Investments into AI
2023-07-15
The funding round is a sign of the growing maturity of the AI market. In the past, most AI companies were funded by venture capital firms. However, the Inflection AI funding round shows that major corporations are now investing in AI companies. This is a sign that AI is becoming a mainstream technology and that it is being seen as a strategic investment by major corporations.
The $1.3 billion funding round for Inflection AI is the largest funding round ever raised by a private AI company. The round was led by Microsoft and Nvidia, and it also included investments from Reid Hoffman, Bill Gates, and Eric Schmidt.

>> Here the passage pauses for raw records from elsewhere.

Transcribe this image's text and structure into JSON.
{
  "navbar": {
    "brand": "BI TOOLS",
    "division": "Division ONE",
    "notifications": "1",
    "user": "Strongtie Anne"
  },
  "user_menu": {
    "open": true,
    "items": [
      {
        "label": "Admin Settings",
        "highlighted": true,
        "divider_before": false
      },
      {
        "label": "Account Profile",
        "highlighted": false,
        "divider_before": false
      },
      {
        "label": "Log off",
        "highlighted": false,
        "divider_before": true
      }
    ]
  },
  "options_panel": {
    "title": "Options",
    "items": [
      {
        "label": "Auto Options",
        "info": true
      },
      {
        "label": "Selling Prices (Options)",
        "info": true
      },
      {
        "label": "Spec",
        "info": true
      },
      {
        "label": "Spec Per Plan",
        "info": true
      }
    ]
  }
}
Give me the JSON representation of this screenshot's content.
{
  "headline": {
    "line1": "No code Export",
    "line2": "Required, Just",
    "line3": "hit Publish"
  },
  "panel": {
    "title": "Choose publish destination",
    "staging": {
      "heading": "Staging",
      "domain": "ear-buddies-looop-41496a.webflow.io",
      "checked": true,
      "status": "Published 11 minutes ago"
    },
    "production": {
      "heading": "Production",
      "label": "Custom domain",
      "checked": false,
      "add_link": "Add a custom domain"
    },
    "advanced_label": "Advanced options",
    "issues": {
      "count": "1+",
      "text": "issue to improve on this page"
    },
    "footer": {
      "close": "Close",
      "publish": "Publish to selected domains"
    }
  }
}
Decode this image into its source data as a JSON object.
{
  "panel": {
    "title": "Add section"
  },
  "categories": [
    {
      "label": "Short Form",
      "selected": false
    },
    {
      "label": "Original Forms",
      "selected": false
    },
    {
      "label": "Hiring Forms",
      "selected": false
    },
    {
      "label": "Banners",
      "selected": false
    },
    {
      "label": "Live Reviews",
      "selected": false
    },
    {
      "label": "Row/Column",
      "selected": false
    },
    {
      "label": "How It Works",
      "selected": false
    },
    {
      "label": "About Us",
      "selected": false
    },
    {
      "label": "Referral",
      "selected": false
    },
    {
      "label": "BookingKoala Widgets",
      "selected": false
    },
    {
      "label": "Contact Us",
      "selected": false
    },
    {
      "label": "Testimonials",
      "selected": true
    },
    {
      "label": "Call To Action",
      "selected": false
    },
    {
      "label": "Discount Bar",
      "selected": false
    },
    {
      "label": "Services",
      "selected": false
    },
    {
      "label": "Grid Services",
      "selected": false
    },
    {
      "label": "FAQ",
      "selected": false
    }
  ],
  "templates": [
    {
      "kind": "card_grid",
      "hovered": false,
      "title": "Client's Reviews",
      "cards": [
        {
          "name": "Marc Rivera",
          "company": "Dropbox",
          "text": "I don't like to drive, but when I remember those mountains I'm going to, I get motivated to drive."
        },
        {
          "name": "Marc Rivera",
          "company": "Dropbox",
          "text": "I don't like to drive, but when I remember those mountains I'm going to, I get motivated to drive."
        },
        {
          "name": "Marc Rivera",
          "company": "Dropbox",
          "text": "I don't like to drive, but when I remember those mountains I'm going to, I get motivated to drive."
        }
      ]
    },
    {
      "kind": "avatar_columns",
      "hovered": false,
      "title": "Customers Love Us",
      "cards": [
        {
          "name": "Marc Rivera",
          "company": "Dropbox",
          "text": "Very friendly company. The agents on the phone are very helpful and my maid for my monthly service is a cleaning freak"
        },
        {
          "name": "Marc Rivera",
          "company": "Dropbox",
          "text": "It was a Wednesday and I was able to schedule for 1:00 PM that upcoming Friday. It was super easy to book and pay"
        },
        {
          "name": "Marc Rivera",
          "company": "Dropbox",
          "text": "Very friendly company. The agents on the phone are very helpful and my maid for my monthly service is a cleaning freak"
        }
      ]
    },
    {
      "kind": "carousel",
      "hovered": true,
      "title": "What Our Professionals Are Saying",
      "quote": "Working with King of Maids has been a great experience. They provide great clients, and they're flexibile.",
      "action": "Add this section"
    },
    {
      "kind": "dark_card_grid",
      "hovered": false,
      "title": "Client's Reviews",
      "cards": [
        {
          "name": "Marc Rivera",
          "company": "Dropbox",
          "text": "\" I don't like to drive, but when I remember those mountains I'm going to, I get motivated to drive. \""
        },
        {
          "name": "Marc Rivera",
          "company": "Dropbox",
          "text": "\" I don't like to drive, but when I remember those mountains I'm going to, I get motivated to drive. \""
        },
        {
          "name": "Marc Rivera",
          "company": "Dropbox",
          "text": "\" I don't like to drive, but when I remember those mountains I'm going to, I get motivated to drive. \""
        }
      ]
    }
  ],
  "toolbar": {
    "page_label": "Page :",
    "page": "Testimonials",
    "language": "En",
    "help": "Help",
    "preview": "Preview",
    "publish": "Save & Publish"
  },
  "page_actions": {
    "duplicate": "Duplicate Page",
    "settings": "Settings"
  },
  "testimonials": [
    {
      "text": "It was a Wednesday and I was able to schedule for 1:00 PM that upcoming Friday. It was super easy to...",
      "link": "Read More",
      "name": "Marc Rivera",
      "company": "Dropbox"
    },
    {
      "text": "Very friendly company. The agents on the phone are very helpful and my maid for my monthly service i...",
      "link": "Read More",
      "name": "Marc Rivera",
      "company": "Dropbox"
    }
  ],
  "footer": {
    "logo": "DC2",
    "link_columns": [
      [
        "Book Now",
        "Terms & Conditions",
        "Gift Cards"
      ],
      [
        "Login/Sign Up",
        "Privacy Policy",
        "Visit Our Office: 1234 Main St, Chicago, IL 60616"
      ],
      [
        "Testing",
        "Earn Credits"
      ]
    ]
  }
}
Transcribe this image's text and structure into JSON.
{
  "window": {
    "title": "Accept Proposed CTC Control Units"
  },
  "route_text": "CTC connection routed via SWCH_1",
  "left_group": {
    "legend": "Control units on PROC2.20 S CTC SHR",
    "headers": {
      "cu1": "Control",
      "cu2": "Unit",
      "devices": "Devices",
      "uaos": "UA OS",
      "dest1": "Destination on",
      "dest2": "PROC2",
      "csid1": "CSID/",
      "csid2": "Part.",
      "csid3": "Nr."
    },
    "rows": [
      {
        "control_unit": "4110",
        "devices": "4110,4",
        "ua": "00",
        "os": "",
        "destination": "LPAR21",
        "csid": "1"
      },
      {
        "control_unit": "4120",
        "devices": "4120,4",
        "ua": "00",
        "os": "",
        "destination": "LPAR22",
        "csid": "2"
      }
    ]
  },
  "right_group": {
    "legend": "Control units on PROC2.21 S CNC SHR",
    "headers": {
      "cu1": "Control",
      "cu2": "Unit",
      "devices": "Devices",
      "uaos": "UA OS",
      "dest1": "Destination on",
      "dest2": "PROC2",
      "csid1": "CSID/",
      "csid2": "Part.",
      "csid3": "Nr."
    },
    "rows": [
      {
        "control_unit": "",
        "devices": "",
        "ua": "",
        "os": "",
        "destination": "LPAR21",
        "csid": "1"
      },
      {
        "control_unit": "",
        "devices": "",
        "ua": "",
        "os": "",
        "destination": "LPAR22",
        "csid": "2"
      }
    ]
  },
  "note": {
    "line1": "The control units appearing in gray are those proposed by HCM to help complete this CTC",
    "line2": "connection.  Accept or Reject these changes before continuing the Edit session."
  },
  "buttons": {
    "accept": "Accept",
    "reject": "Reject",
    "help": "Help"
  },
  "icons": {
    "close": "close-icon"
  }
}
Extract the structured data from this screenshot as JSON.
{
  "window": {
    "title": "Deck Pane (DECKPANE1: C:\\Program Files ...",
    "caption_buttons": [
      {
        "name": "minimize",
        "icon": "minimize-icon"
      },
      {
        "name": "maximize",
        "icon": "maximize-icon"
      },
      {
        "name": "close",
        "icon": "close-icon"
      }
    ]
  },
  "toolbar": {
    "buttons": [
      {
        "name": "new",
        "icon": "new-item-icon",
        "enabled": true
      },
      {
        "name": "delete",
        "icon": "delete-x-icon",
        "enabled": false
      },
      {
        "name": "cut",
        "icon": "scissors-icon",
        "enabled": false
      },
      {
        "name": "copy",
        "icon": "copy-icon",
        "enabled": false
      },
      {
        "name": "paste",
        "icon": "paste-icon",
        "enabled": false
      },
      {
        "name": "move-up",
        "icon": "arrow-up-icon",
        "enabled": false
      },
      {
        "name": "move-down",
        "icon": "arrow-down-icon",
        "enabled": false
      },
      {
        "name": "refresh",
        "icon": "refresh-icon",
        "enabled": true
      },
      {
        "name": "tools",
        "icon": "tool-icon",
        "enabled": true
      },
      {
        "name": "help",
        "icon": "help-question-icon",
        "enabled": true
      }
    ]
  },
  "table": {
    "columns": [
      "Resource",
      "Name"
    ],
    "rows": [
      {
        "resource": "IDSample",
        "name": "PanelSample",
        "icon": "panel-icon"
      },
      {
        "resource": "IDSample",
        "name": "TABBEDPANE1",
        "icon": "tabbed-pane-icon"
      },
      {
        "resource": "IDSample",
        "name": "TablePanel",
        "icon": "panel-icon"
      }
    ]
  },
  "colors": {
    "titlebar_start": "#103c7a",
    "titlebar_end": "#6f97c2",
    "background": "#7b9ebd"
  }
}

Forbes reported that Microsoft and Nvidia led the round, along with Hoffman, Microsoft cofounder Bill Gates and former Google CEO Eric Schmidt. Nvidia was the only new investor — which is notable given that Nvidia and its service provider CoreWeave worked with Inflection to develop Inflection’s current H100 cluster, and Inflection worked with Nvidia to help fine-tune models on a recent MLPerf test that set records on current AI model training benchmarks.
In a pre-July 4th weekend surprise, Inflection AI, the Palo Alto-based startup founded by Mustafa Suleyman, cofounder of DeepMind, and LinkedIn co-founder Reed Hoffman, announced that it has raised $1.3 billion in an eye-popping round that brings its valuation to $4 billion.
The funding round is a sign of the growing interest in AI and the potential of Inflection's technology. At the same time, a lawsuit alleges that ChatGPT, a large language model (LLM) developed by OpenAI, is a "discriminatory AI chatbot" that violates the civil rights of users.
The lawsuit is a significant development in the debate about the ethics of artificial intelligence. It is the first time the Company Behind ChatGPT Is Now Facing a Massive Lawsuit, against an AI company for the discriminatory behaviour of its AI chatbot. A 150+ page class action lawsuit was filed against OpenAI and Microsoft . The outcome of the lawsuit could have a major impact on the way that AI companies develop and use their products.
A lawsuit filed in the US has accused ChatGPT maker OpenAI of illegally scraping 300 billion words from internet to train its AI products. The company stole personally identifiable information of millions of internet users, including children of all ages.
Experts say, OpenAI's products wouldn't be the multi-billion-dollar business they are today without this unprecedented theft, it reveals.
See What’s Next in Tech With the Fast Forward Newsletter
Tweets From @varindiamag
Nothing to see here - yet
When they Tweet, their Tweets will show up here.